What’s the Difference?

Performance management is a management system that evaluates how well work is done  – doing things right. It gauges whether employees are meeting objectives, measures achievements and performance, provides feedback to employees, and is tied to compensation.

Effectiveness management, on the other hand, has all the components of performance management, but goes a step further. It focuses on what work is being done, and ensures that all work is helping to meet the organization’s strategic objectives – doing the right things.

Aligning the Chain of Objectives for Effective Management

There are several different aspects of effective management, but one of the most important components is making sure the chain of objectives is properly linked. This begins with the CEO, who sets the organization’s strategic objectives and brings them to the Board for approval.

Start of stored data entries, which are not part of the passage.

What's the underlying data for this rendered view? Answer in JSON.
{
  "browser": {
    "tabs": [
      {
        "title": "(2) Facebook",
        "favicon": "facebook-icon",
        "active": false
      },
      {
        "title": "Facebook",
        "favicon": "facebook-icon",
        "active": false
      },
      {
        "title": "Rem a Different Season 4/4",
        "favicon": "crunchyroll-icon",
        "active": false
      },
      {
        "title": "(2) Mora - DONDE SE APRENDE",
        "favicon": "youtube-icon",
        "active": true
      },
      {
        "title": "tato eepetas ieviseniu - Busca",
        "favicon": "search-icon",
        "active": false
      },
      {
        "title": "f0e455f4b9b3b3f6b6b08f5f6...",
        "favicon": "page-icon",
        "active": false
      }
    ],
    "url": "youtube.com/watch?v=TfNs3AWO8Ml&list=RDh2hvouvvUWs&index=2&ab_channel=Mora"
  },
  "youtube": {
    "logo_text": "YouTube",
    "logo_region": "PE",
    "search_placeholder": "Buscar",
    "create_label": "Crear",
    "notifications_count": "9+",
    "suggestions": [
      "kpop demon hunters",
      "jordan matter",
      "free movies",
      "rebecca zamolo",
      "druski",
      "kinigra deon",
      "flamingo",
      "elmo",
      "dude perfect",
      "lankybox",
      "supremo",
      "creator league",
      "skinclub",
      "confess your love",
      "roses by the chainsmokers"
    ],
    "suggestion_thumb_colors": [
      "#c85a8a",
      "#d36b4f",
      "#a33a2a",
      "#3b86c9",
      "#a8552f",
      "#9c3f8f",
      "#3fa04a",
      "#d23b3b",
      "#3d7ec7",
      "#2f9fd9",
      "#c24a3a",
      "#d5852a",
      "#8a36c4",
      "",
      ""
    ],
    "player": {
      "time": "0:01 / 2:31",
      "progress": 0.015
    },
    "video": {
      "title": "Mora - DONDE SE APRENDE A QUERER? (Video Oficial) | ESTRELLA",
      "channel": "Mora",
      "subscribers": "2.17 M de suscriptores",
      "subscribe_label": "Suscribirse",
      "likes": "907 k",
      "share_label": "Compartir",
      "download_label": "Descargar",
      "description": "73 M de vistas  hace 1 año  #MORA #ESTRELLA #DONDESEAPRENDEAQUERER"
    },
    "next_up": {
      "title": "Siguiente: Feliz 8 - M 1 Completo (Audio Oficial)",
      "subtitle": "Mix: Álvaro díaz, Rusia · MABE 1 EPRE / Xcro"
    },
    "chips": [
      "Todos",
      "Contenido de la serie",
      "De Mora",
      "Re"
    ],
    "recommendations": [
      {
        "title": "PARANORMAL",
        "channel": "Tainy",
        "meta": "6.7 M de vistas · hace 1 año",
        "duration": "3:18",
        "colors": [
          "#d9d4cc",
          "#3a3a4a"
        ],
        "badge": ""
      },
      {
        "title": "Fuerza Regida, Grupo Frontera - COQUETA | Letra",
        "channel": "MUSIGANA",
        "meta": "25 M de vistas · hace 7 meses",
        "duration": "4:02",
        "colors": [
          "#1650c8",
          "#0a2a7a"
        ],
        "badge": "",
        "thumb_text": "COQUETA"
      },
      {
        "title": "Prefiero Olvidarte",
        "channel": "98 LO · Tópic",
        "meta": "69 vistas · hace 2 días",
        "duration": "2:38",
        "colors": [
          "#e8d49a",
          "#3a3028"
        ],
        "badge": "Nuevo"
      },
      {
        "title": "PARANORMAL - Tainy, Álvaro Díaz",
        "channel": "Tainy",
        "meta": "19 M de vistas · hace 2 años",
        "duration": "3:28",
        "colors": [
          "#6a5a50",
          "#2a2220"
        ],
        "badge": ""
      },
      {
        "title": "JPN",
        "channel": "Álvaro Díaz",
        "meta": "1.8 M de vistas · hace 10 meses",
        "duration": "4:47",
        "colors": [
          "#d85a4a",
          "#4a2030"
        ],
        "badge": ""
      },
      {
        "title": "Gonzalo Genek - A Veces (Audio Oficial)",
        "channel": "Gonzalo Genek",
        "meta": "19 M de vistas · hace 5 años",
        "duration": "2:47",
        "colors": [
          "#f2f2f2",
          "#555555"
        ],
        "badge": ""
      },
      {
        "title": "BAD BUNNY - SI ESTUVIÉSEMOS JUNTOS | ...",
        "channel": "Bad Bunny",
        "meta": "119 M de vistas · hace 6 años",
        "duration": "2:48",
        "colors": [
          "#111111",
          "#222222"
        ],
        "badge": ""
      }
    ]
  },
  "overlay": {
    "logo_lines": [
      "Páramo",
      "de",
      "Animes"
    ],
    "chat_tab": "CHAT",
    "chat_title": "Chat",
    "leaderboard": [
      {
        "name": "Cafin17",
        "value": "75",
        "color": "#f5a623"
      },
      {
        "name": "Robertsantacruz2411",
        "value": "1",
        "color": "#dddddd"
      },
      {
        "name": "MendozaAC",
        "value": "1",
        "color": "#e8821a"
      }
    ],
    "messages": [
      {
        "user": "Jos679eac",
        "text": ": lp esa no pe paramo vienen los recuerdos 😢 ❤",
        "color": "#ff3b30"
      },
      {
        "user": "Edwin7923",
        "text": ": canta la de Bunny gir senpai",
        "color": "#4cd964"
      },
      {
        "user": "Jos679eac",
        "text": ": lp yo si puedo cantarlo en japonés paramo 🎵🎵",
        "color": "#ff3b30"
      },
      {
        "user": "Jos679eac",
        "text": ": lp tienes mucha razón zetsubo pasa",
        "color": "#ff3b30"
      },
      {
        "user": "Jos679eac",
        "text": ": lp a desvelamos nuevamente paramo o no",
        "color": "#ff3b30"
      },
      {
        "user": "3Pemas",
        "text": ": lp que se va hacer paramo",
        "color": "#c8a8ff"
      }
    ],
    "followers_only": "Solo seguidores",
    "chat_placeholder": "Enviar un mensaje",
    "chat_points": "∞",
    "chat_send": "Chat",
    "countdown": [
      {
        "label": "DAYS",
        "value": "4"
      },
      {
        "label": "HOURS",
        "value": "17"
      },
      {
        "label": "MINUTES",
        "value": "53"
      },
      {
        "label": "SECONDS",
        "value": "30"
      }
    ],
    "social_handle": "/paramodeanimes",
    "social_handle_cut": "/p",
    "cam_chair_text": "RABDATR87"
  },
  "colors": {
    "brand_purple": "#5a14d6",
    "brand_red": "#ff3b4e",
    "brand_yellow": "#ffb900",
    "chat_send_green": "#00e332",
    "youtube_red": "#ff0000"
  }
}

Once approved, the CEO is then responsible for implementing them. He or she will evaluate what work needs to be done personally, and delegate the remaining tasks to subordinate managers. The subordinate managers then repeat the same evaluation and delegation process, which continues all the way down the organization until tasks are assigned to front-line employees. This creates a chain of objectives all the way down the organization, with each objective linked back in very concrete terms to a strategic objective of the organization.


Of course! This is no easy undertaking. To be successful, the CEO must make sure the organization’s strategic objectives are met within the required timeframe, which involves collaborating with managers and obtaining their feedback. Effective managers must then communicate with employees to make sure they understand what work they are being asked to do, how to do it, and how it ties into the organization’s overall strategy.

Effectiveness Management = Big Rewards

Effectiveness management is challenging, but can be very rewarding. Typical strategic plans only achieve their desired results 20-30% of the time, and thus need to be properly implemented in order to work. Otherwise, they are just documents. Ensuring that each manager throughout the entire organization, starting with the CEO, has objectives, which are explicitly tied to the plan’s strategic objectives, can greatly increase the chances of successful strategy implementation.